I'm trying to give it up, honest.
Cold turkey from the sousaphone would be horrible. I admire your courage.

;)
 
SelenaKittyn said:
crazy people, living on a fault line...!
Well, the thing is that anyone could be living on a fault line and not know it. For example:

ON NOVEMBER, 18, 1755, THE EARTH beneath the waters off Cape Ann heaved. Within seconds, the seismic waves generated there traveled to the twisting lanes and wharves of pre-Revolutionary Boston. According to historical accounts, chimneys toppled from roofs, steeples parted from churches, and gables crumbled from building fronts and shattered on the lanes below. The weather vane atop Faneuil Hall snapped. Vibrations were felt from Halifax, Nova Scotia, to Chesapeake Bay. Estimated at a magnitude 6.2, the Cape Ann earthquake is one of New England's strongest in recorded history.

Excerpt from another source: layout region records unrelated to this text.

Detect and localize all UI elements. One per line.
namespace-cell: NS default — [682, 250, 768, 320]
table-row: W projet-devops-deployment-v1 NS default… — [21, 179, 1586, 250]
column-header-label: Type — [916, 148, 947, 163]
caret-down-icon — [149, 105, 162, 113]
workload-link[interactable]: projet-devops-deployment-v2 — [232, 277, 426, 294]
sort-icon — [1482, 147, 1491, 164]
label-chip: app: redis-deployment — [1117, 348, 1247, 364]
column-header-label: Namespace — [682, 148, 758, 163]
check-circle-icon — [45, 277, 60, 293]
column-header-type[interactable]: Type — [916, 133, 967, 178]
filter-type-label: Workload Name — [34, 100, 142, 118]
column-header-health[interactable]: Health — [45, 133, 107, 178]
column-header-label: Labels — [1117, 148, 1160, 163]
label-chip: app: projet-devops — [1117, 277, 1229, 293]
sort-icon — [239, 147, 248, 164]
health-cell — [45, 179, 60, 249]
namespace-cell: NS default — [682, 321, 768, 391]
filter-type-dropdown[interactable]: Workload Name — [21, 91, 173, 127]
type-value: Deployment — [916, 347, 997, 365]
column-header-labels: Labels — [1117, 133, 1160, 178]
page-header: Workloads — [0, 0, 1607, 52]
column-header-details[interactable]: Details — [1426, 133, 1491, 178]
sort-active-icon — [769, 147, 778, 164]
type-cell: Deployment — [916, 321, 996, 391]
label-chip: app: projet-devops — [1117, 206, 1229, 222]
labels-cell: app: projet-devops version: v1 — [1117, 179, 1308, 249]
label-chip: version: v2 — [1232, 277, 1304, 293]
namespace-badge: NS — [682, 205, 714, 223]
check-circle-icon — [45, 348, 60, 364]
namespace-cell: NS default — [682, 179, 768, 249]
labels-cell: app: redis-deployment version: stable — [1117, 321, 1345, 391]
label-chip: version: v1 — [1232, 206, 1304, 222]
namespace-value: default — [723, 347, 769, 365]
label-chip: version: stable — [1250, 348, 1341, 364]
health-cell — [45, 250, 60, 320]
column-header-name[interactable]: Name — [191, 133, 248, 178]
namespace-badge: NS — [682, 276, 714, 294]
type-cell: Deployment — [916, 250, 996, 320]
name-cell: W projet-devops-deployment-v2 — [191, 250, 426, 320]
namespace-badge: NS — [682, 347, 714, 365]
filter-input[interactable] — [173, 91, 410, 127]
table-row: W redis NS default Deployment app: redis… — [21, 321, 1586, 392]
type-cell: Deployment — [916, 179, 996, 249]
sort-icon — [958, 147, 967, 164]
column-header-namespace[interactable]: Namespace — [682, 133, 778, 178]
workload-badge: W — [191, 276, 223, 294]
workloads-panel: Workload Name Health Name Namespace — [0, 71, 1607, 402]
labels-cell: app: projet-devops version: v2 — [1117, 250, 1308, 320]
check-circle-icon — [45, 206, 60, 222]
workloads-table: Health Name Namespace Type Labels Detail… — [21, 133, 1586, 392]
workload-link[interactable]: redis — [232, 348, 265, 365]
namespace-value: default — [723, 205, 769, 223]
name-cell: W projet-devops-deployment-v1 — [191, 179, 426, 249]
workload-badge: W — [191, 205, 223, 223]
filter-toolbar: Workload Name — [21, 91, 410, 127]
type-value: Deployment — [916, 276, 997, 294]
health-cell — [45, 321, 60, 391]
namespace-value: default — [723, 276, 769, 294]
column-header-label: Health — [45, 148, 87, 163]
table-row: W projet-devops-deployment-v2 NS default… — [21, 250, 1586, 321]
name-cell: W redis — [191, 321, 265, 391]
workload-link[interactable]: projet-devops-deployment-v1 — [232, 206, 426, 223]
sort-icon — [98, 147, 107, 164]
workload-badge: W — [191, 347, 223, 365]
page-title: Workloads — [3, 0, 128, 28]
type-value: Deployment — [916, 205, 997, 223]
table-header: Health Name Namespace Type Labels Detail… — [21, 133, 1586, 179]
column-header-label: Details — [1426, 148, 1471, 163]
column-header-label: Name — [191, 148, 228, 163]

But it's not the aberration you might think. In an average year, 30 to 40 earthquakes strike New England. Only a small fraction are strong enough to detect without instruments, yet a few have been large enough to cause damage. Big quakes outside New England can be felt here, too. Four years ago, a magnitude 5.2 tremor that jolted a remote region in the Adirondack Mountains, causing roads to collapse and foundations to crack, was felt as far south as Maryland. In 1929, a magnitude 7.2 quake centered off the southern coast of Newfoundland generated a tsunami that killed at least two dozen people; the quake was felt as far away as New York City.
A study by Boston College seismologist John Ebel, published earlier this year, zeroes in on the epicenter of the 1755 Cape Ann earthquake. Ebel, who has spent the last 25 years studying local quakes, also proposes a new idea: that all New England earthquakes -- including the 1755 one and a 1638 magnitude 7 quake probably centered in New Hampshire -- might be the aftershocks of an even larger historical quake. He says another large one may be looming.

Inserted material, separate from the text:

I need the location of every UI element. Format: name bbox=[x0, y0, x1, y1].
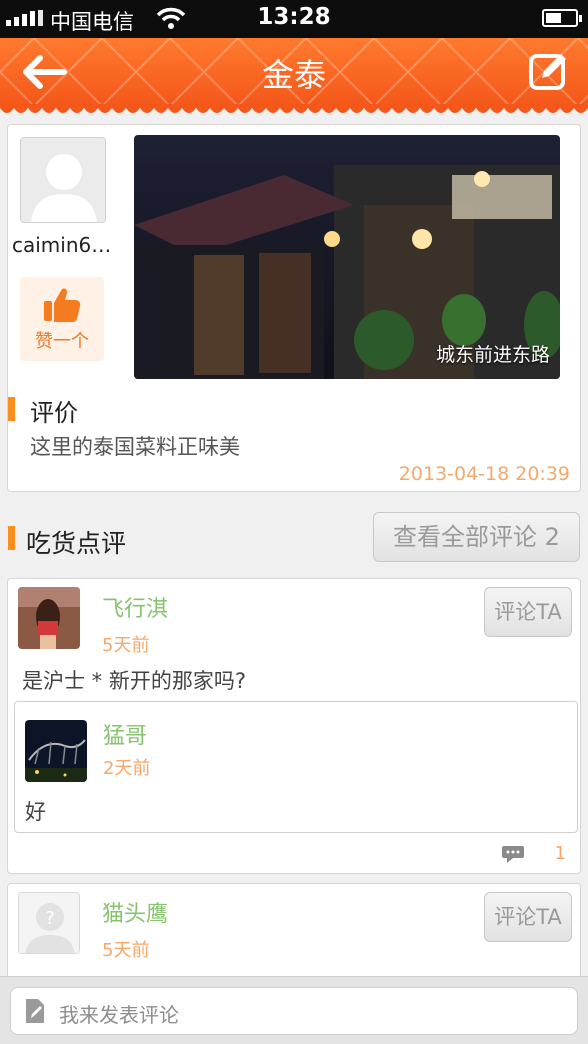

Our earthquake threat is made more pressing by what distinguishes Boston among American cities: its elegant brick-and-mortar architecture, which in many cases sits on loose, unstable soil. Experts also warn that the city's aging infrastructure and utilities -- sewer mains, gas lines, bridges, and overpasses -- are rife with vulnerabilities. The length of time since the last significant quake seems to have dulled -- and, in some cases, erased -- our perception of the threat. Yet earthquakes do happen here. Why, then, isn't Boston ready for the next one?
The one advantage California has is that it KNOWS it's earthquake country and most of past buildings have been retrofitted to withstand earthquakes and ALL new buildings are built to code to withstand them (as best as any buildings can withstand earthquakes). Alas for the rest of America...you never know what city is on a fault that's time has come to quake--and most of those cities do not have buildings that can withstand a quake...so down they'll come.

Granted, California's earthquakes are more regular and more likely. The reality of our planet, however, is that faults are everywhere and any place can have an earthquake at any time.